| | Speaking as a "not yet but plan to (soon)", I'm not sure I make sense of Hong's stand on this. If you're interested in Rand's life, this is the kind of book that strikes me as must-read. Even from its detractors, I hear at least about the value it provides in terms of insight into Rand the person from her journal entries.
In both PAR and JD/MYWAR (which I haven't read in some time and my copies drowned in a flood, though I remember fairly well), there are recountings of the incident when Rand thrice slapped Branden, and she shouted something about how he ought to be impotent for the next twenty years. It seems crazy, cruel, irrational and inexplicable for her to say that. Yet, there is a context behind this that Branden didn't provide in his memoirs, that apparently shows up in Rand's journals. Some line he was feeding her about a "sexual freeze," a ridiculous line of crap ("outrageous bullshit" to use Robert Campbell's phrasing) given what we all know in retrospect. All of a sudden it makes more sense that she'd say this in her anger -- you know, throwing back at him the line he was giving her.

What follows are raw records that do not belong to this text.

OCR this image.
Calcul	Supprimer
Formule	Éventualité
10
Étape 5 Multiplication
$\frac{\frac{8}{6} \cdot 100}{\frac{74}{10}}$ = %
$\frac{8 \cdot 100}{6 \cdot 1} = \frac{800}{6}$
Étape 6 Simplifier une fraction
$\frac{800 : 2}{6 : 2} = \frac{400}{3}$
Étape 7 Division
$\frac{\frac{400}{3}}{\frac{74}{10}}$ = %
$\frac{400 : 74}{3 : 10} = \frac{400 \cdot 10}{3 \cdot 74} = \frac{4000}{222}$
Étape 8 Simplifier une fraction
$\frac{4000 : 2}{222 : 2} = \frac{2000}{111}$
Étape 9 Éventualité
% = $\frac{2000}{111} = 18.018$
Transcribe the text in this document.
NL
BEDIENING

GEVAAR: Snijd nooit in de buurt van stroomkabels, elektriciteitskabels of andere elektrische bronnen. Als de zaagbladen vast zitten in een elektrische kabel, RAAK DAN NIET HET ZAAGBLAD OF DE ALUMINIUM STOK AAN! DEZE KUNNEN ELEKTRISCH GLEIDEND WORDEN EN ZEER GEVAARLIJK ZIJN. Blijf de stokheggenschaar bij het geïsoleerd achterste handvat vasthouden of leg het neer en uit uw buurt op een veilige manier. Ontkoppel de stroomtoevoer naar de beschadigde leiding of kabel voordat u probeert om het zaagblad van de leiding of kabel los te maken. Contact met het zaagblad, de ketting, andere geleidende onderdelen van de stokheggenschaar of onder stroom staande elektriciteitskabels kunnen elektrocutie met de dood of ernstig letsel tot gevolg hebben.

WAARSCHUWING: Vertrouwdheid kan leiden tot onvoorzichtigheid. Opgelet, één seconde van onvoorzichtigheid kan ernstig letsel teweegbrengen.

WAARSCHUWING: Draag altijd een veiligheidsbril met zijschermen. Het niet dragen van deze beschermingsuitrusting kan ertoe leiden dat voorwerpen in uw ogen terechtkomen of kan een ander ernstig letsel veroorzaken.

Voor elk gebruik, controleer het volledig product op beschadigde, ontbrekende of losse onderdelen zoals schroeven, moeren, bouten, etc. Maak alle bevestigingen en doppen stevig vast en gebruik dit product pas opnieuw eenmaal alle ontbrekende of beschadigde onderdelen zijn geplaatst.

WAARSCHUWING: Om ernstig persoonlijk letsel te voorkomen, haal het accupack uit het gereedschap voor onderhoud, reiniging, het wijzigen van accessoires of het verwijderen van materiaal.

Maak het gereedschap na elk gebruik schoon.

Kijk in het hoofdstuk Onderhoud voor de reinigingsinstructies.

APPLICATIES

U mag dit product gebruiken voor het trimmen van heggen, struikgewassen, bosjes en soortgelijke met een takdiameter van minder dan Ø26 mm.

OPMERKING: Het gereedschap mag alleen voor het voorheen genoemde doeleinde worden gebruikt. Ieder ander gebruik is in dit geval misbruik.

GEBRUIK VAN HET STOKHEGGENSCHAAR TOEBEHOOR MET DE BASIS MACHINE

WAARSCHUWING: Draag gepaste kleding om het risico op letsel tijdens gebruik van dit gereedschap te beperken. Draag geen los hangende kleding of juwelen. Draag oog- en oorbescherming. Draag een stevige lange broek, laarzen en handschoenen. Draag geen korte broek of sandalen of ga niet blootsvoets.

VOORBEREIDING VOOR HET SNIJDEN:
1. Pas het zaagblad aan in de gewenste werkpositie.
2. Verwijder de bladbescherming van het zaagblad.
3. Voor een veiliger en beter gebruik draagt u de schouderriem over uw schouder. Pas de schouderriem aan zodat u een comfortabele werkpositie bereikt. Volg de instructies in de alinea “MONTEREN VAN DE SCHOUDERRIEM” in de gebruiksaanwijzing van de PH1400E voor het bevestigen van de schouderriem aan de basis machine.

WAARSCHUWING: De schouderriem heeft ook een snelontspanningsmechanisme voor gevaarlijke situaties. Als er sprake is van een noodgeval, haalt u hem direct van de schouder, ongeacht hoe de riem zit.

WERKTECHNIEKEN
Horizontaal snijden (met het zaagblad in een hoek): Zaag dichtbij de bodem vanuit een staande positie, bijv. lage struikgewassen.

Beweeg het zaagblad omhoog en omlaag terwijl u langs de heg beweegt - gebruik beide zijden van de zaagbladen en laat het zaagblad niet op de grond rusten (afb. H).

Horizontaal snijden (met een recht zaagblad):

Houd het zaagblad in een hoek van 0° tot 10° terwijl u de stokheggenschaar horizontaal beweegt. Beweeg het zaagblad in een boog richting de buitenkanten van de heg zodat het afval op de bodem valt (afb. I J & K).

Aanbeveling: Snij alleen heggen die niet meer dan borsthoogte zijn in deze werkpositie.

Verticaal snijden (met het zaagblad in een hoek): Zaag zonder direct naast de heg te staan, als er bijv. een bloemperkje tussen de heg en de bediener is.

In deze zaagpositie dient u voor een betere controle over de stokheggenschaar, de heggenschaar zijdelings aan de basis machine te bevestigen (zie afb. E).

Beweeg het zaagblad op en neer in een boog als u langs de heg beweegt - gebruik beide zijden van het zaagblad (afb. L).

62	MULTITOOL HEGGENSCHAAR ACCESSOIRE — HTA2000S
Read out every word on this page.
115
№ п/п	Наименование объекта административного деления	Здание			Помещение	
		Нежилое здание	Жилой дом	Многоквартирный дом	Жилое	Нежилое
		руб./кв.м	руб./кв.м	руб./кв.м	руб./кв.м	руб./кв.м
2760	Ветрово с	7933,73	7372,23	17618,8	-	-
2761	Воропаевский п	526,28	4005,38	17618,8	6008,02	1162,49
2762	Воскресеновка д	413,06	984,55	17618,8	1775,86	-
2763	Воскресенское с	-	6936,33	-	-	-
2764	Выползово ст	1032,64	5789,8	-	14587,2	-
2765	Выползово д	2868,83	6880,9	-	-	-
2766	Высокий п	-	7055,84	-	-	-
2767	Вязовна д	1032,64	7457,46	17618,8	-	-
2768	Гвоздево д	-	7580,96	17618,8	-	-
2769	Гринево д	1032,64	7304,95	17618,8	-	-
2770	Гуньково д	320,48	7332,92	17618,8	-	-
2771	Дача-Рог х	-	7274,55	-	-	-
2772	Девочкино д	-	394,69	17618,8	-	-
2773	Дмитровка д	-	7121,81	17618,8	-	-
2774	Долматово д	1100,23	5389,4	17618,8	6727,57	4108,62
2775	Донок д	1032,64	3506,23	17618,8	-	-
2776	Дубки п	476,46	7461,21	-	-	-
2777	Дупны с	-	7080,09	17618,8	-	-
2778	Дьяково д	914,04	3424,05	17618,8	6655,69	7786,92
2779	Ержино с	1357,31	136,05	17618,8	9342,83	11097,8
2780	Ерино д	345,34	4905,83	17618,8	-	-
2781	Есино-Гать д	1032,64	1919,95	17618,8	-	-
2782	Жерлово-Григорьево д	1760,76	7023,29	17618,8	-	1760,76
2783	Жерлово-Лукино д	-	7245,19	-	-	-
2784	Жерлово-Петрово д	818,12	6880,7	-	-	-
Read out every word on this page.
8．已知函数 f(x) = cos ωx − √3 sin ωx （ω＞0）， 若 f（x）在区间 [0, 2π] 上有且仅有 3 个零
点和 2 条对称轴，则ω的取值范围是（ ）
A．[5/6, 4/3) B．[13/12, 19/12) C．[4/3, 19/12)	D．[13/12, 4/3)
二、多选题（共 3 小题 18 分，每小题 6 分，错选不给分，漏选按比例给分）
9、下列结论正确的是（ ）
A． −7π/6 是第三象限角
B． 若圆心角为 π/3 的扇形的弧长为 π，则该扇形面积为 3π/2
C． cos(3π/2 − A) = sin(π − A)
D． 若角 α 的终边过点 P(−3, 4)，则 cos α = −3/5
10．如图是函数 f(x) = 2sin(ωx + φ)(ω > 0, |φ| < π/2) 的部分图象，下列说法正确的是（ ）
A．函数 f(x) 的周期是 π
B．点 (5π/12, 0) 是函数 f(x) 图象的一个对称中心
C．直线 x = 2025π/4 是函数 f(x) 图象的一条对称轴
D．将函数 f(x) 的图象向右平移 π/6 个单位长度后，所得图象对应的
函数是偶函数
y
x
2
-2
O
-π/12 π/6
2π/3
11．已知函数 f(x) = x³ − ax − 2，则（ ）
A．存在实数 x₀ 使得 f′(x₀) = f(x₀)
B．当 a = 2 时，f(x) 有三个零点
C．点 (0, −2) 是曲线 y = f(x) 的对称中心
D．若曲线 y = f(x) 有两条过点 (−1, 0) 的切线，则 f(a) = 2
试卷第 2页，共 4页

This incident alone, coupled with my own interest in reading about Rand's life, prompts me to expect there to be plenty of value in the book, even if I don't anticipate that I'll like or agree with everything about it.
So yeah, it looks like it would provide more insight into the story that is Ayn Rand's life, helping to better set the full context that you wouldn't get from the Branden books.